In addition to this 2 plasmids 2 hosts model about host range, I will present some results from a 1 plasmid in a more complex environment model – the activated sludge stage of a wastewater treatment plant where plasmids are continuously entering the system with the sewage, hosted by Enteric bacteria, and the residence time of bacteria exceeds the residence time of the solutes. I will show the effects of non-hosts, selection by an antimicrobial, transfer to the indigenous activated sludge bacteria and boost of transfer rate in transconjugants versus donors.
14:30 - 15:00 Kiran Patil - EMBL.
Uncovering metabolic and drug interaction landscape of the human gut microbiome.
The composition of the human gut microbiota is closely connected with both health and disease. It is influenced by several host factors including the immune system and life style, as well as by metabolic cross-feeding among different bacterial species. Furthermore, recent studies suggest that human targeted drugs can also influence the microbiome composition and the microbial community can in turn affect the drug availability and efficacy. Yet, the inter-species and drug-bacteria interactions remain largely unknown. I will present the results from a large collaborative project at EMBL-Heidelberg aimed at systematic characterization of inter-species and drug-bacteria interactions. Our results chart the hitherto unknown metabolic and xenobiotic interaction landscape of the gut microbiome and have implications for targeted microbiome modulation, drug design and personalized medicine.

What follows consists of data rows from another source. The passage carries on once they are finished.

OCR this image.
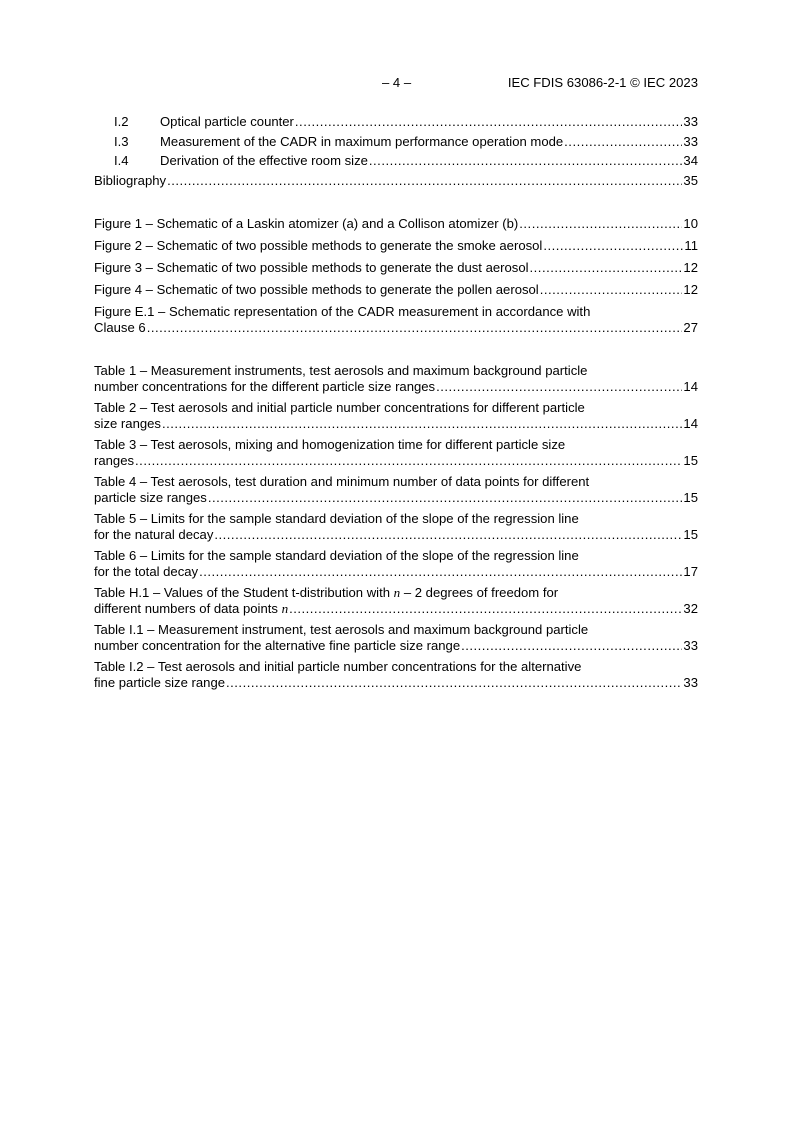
– 4 –	IEC FDIS 63086-2-1 © IEC 2023
I.2	Optical particle counter .....	33
I.3	Measurement of the CADR in maximum performance operation mode .....	33
I.4	Derivation of the effective room size .....	34
Bibliography .....	35
Figure 1 – Schematic of a Laskin atomizer (a) and a Collison atomizer (b) .....	10
Figure 2 – Schematic of two possible methods to generate the smoke aerosol .....	11
Figure 3 – Schematic of two possible methods to generate the dust aerosol .....	12
Figure 4 – Schematic of two possible methods to generate the pollen aerosol .....	12
Figure E.1 – Schematic representation of the CADR measurement in accordance with
Clause 6 .....	27
Table 1 – Measurement instruments, test aerosols and maximum background particle
number concentrations for the different particle size ranges .....	14
Table 2 – Test aerosols and initial particle number concentrations for different particle
size ranges .....	14
Table 3 – Test aerosols, mixing and homogenization time for different particle size
ranges .....	15
Table 4 – Test aerosols, test duration and minimum number of data points for different
particle size ranges .....	15
Table 5 – Limits for the sample standard deviation of the slope of the regression line
for the natural decay .....	15
Table 6 – Limits for the sample standard deviation of the slope of the regression line
for the total decay .....	17
Table H.1 – Values of the Student t-distribution with n – 2 degrees of freedom for
different numbers of data points n .....	32
Table I.1 – Measurement instrument, test aerosols and maximum background particle
number concentration for the alternative fine particle size range .....	33
Table I.2 – Test aerosols and initial particle number concentrations for the alternative
fine particle size range .....	33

15:00 - 15:30 Orkun Soyer - University of Warwick.
Understanding/engineering cell and community metabolism
The vision of synthetic biology to engineer biology using predictive models and high-throughput approaches. While this vision statement is very broad, synthetic biology efforts to date mostly focus on genetic circuit design in model organisms. I will present a different approach, where we combine engineering and natural principles towards creating multi-species microbial ecosystems. These so-called synthetic microbial communities can allow harvesting the full functional potential of the microbial world, leading to novel applications such as artificial gut, synthetic soil, waste-to-value conversion, and ecosystem functions in space missions. They can also act as model systems for understanding microbial interactions and ecology.

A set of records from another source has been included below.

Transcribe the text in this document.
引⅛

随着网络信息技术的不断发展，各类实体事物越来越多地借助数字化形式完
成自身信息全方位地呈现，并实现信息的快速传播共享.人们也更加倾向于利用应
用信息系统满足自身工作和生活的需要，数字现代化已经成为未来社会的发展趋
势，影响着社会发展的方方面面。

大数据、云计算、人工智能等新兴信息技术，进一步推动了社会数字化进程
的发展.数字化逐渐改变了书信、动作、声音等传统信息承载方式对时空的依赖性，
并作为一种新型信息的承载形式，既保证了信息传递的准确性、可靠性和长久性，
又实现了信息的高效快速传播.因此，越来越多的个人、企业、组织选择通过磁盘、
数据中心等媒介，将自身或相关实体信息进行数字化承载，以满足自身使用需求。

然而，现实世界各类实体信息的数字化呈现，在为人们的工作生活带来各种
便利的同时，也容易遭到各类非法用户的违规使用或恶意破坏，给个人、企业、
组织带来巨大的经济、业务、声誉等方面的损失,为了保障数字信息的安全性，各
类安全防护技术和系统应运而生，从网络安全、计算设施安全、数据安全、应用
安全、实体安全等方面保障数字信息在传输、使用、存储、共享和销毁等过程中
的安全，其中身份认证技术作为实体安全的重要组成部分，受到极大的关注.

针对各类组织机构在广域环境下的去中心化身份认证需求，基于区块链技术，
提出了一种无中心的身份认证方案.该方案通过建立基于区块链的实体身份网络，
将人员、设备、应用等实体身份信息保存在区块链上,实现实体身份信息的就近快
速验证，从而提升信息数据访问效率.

To successfully design synthetic microbial communities composed of multiple microbial species that are biochemically and industrially relevant, we first need to establish the design principles governing microbial interactions and develop the experimental tools for their characterisation and manipulation. Here, I will describe our ongoing efforts in discovering the reasons for metabolic interactions among microbes. I will argue that these metabolic interactions can be understood as an emergent property of the biochemical environment and associated thermodynamics within a multi-species system. Particularly, results from our recent research has shown that the thermodynamic basis of microbial growth can lead to co-existence, even under conditions that are kinetically predicted to lead to competition-driven exclusion. This thermodynamic inhibition can have significant consequences for the engineering of multi-species system.

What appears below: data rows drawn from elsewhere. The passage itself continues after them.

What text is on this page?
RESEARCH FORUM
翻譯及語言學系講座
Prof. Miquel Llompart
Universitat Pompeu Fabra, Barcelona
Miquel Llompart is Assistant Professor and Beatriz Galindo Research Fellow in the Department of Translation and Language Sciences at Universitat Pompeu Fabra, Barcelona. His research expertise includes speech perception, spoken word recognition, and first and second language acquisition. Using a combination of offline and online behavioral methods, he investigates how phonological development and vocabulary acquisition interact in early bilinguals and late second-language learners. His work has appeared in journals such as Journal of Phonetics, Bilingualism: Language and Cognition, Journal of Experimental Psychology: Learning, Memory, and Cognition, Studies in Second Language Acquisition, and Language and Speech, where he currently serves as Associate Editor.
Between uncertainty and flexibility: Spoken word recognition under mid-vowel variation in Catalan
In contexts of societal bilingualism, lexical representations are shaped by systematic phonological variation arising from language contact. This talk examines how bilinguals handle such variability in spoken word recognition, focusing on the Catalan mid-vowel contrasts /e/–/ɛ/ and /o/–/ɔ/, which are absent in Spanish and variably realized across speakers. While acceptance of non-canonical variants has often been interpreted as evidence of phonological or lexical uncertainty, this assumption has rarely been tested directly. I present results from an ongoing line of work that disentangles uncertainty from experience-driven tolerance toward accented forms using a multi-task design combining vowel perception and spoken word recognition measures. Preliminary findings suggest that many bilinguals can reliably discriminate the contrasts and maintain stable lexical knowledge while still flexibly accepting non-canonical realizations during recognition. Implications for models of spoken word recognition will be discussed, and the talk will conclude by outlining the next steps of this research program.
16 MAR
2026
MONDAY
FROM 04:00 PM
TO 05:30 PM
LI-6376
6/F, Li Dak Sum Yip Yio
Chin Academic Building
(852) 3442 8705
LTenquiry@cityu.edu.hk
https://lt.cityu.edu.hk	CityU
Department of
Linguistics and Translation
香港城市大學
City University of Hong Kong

I will illustrate these points in the context of experimental systems that we are developing in our group, where we aim to establish key metabolic interaction motifs among biochemically and biotechnologically relevant microbes and extending to inter-kingdom interactions with fungi and plants.
- Session 4 -
15:50 - 16:20 Alain Filloux - Imperial College London.
The type VI secretion system: an antibacterial nano-weaponBacterial pathogens are facing fierce conditions to colonize their host and launch successful infections. Not only they have to escape the immune system but they should also compete with other invading organisms or resident bacterial flora. This warfare is crucial for winning access to sometime scarce resources and pathogens employ a variety of strategies and molecular tools which make them successful.
Here we will discuss example of how the ESKAPE pathogen Pseudomonas aeruginosa eliminates other competitors by using a bacterial weapon called the type VI secretion system (T6SS). There are multi examples of bacterial toxins which are transported by the T6SS and injected into prey cells, including peptidoglycan hydrolases, phospholipases or DNases. These T6SS toxins are usually co-produced with an immunity to avoid self-intoxication. The transport of the toxins involves the T6SS nanomachine which is made of 13 core components and 3 sub-complexes called the membrane complex, the baseplate and the tail. The latter is made of a contractile sheath that surrounds a hollow tube consisting of a pile of hexameric Hcp. On tip of the Hcp tube sits a VgrG trimer, whose torch-like structure is sharpened by a PAAR protein put on top. The different toxins are accommodated within the Hcp hollow tube or at the tip of the tail by interacting either with VgrG or PAAR, using or not adaptor proteins. Upon sheath contraction Hcp/VgrG/PAAR and the cocktail of T6SS toxins are all expelled at once from the producing cell and injected into the prey cells resulting in intoxication.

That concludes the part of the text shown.